What is most interesting about the experts is that all of them admit that there is a deeply subjective aspect to gender identity.  Peterson admits that there are masculine women and feminine men.  Miriam Grossman, an anti-trans advocate psychiatrist, who says that 'sex is biological,' also admits that gender is a subjective feeling.  

By far the most offensive thing in the whole presentation is Walsh's field trip to Kenya to ask the Masai his title question.  This bit starts with shots of him driving on a dirt road, big animals on the savannah and includes him trying to throw a spear.  (For those of us of a certain age, this part is especially cringey, since 'spear-chucker' is an old racist term for Black people.  I would be very surprised if Walsh didn't know that.) He then goes to interview some men dressed in plaid robes in front of a mud hut, emphasizing the 'primitive people' aspect. 

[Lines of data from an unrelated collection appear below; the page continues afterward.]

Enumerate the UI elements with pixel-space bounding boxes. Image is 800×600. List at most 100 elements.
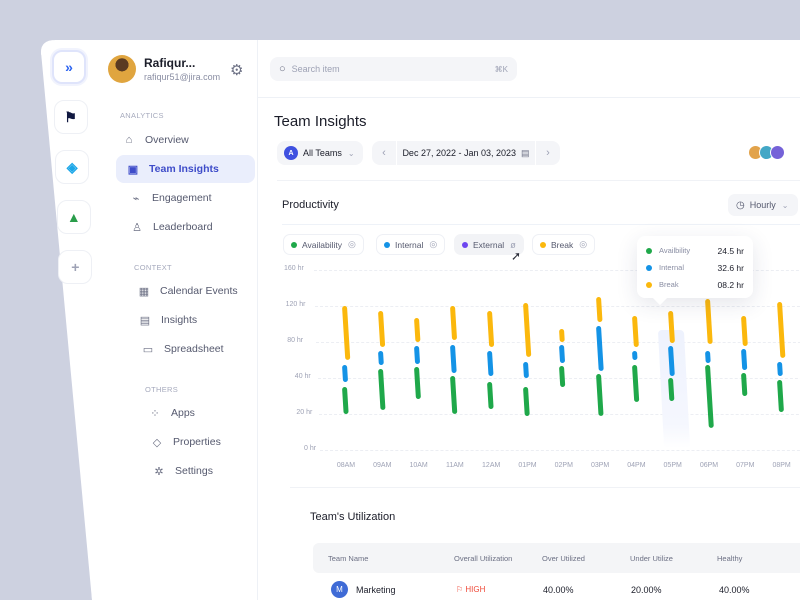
sidebar-item-calendar-events[interactable]: ▦ Calendar Events: [137, 277, 238, 305]
rail-tree-app-button[interactable]: ▲: [56, 200, 91, 234]
bar-segment-availability[interactable]: [595, 373, 604, 416]
eye-icon[interactable]: ◎: [579, 239, 587, 250]
bar-segment-internal[interactable]: [777, 361, 783, 377]
bar-segment-availability[interactable]: [631, 364, 640, 402]
date-range-picker: ‹ Dec 27, 2022 - Jan 03, 2023 ▤ ›: [372, 141, 560, 165]
bar-segment-internal[interactable]: [523, 361, 529, 379]
overview-icon: ⌂: [125, 134, 133, 146]
team-selector[interactable]: A All Teams ⌄: [277, 141, 363, 165]
bar-segment-availability[interactable]: [341, 386, 349, 415]
sidebar-item-label: Apps: [171, 407, 195, 419]
bar-segment-break[interactable]: [341, 305, 350, 361]
sidebar-item-engagement[interactable]: ⌁ Engagement: [129, 184, 212, 212]
sidebar-item-leaderboard[interactable]: ♙ Leaderboard: [130, 213, 213, 241]
search-input[interactable]: ○ Search item ⌘K: [270, 57, 517, 81]
rail-jira-app-button[interactable]: »: [52, 50, 86, 84]
bar-segment-availability[interactable]: [414, 367, 422, 400]
bar-segment-availability[interactable]: [486, 381, 494, 409]
legend-break-toggle[interactable]: Break ◎: [532, 234, 596, 255]
divider: [277, 180, 800, 181]
bar-segment-break[interactable]: [740, 315, 748, 346]
eye-icon[interactable]: ◎: [348, 239, 356, 250]
y-tick-label: 0 hr: [304, 445, 317, 452]
interval-label: Hourly: [749, 200, 776, 210]
bar-segment-break[interactable]: [631, 315, 639, 347]
bar-segment-internal[interactable]: [631, 350, 638, 361]
bar-segment-break[interactable]: [523, 303, 532, 358]
sidebar-item-insights[interactable]: ▤ Insights: [138, 306, 197, 334]
sidebar-item-overview[interactable]: ⌂ Overview: [122, 126, 189, 154]
legend-internal-toggle[interactable]: Internal ◎: [376, 234, 446, 255]
bar-segment-internal[interactable]: [341, 364, 348, 382]
tooltip-value: 08.2 hr: [717, 279, 744, 290]
tooltip-label: Availbility: [659, 246, 691, 255]
date-range[interactable]: Dec 27, 2022 - Jan 03, 2023 ▤: [396, 141, 536, 165]
spreadsheet-icon: ▭: [142, 343, 154, 356]
y-tick-label: 120 hr: [285, 301, 306, 308]
interval-select[interactable]: ◷ Hourly ⌄: [728, 194, 798, 216]
productivity-title: Productivity: [282, 199, 339, 211]
sidebar-item-team-insights[interactable]: ▣ Team Insights: [116, 155, 255, 183]
bar-segment-internal[interactable]: [559, 344, 566, 363]
x-tick-label: 10AM: [409, 462, 428, 469]
tooltip-dot: [646, 281, 652, 288]
legend-label: Internal: [395, 239, 424, 250]
prev-date-button[interactable]: ‹: [372, 141, 396, 165]
column-header: Under Utilize: [630, 554, 673, 563]
bar-segment-availability[interactable]: [523, 386, 530, 416]
leaderboard-icon: ♙: [132, 221, 142, 234]
nav-heading: CONTEXT: [134, 263, 172, 272]
page-title: Team Insights: [274, 113, 367, 130]
divider: [282, 224, 800, 225]
bar-segment-internal[interactable]: [704, 350, 711, 363]
user-profile[interactable]: Rafiqur... rafiqur51@jira.com: [108, 55, 220, 83]
bar-segment-break[interactable]: [668, 310, 676, 343]
y-tick-label: 20 hr: [296, 409, 313, 416]
bar-segment-internal[interactable]: [595, 325, 604, 371]
eye-icon[interactable]: ◎: [429, 239, 437, 250]
tooltip-label: Internal: [659, 263, 685, 272]
dark-app-icon: ⚑: [64, 108, 77, 125]
search-placeholder: Search item: [291, 64, 340, 74]
tooltip-dot: [646, 247, 652, 254]
rail-dark-app-button[interactable]: ⚑: [53, 100, 88, 134]
y-tick-label: 40 hr: [294, 373, 311, 380]
eye-off-icon[interactable]: ø: [510, 240, 516, 250]
engagement-icon: ⌁: [132, 192, 140, 205]
bar-segment-internal[interactable]: [740, 349, 748, 370]
bar-segment-availability[interactable]: [450, 376, 458, 415]
gridline: [320, 450, 800, 451]
bar-segment-internal[interactable]: [414, 345, 421, 364]
chevron-down-icon: ⌄: [781, 200, 789, 210]
bar-segment-availability[interactable]: [559, 366, 566, 388]
bar-segment-break[interactable]: [414, 317, 421, 343]
bar-segment-internal[interactable]: [450, 344, 458, 373]
bar-segment-availability[interactable]: [704, 365, 714, 429]
sidebar-item-label: Leaderboard: [153, 221, 213, 233]
bar-segment-break[interactable]: [377, 310, 385, 347]
bar-segment-availability[interactable]: [777, 379, 785, 413]
bar-segment-break[interactable]: [777, 302, 786, 359]
bar-segment-availability[interactable]: [740, 372, 748, 397]
sidebar-item-spreadsheet[interactable]: ▭ Spreadsheet: [141, 335, 224, 363]
gridline: [316, 342, 800, 343]
rail-diamond-app-button[interactable]: ◈: [55, 150, 90, 184]
bar-segment-break[interactable]: [595, 296, 603, 323]
nav-heading: OTHERS: [145, 385, 179, 394]
member-avatars[interactable]: [748, 145, 785, 160]
bar-segment-break[interactable]: [559, 328, 566, 342]
bar-segment-internal[interactable]: [377, 350, 384, 365]
bar-segment-break[interactable]: [450, 305, 458, 341]
gear-icon[interactable]: ⚙: [230, 61, 243, 79]
x-tick-label: 08PM: [772, 462, 791, 469]
sidebar-item-apps[interactable]: ⁘ Apps: [148, 399, 195, 427]
bar-segment-availability[interactable]: [377, 368, 386, 411]
legend-availability-toggle[interactable]: Availability ◎: [283, 234, 364, 255]
rail-add-app-button[interactable]: +: [58, 250, 93, 284]
search-shortcut: ⌘K: [494, 64, 508, 74]
tooltip-dot: [646, 264, 652, 271]
next-date-button[interactable]: ›: [536, 141, 560, 165]
sidebar-item-properties[interactable]: ◇ Properties: [150, 428, 221, 456]
sidebar-item-settings[interactable]: ✲ Settings: [152, 457, 213, 485]
bar-segment-internal[interactable]: [486, 350, 494, 377]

The Masai men agree that 'a man is someone who does the role of a man.' They describe the 'role of a man' as fathering and providing for children.  In case Matt didn't notice, half of that description is a social role, not a biological one.  A better interviewer might have dug further on this, but Walsh is not interested in nuance or study.  He's here to show the fancy white people in cities that even primitive tribesmen know what women do.  Had he been a little bit better researcher, he would have looked into the complexity of gender roles in traditional African societies..  He might even have interviewed someone on the street in Mombasa.  Instead, he chose to be The Great White Visitor to African Disneyland.  

He never gets an answer to his question.  He never wanted an answer.  Walsh believes in a rigid and brutally enforced gender hierarchy with men on top and women as the permanent underclass, assigned forever to domestic shit work.  Women only exist as pregnancy machines  His view of fathers is that they exist to make money.   Men and women share nothing in his world, which makes me wonder why he ever got married, requiring him to share space with something as boring as a woman. 

He could have focused on what current research says about the effects of puberty blockers, on what the medical standards for transition for children, on ways to structure athletic competitions to be fair to everyone.  Instead, he puts on a freak show for the rubes.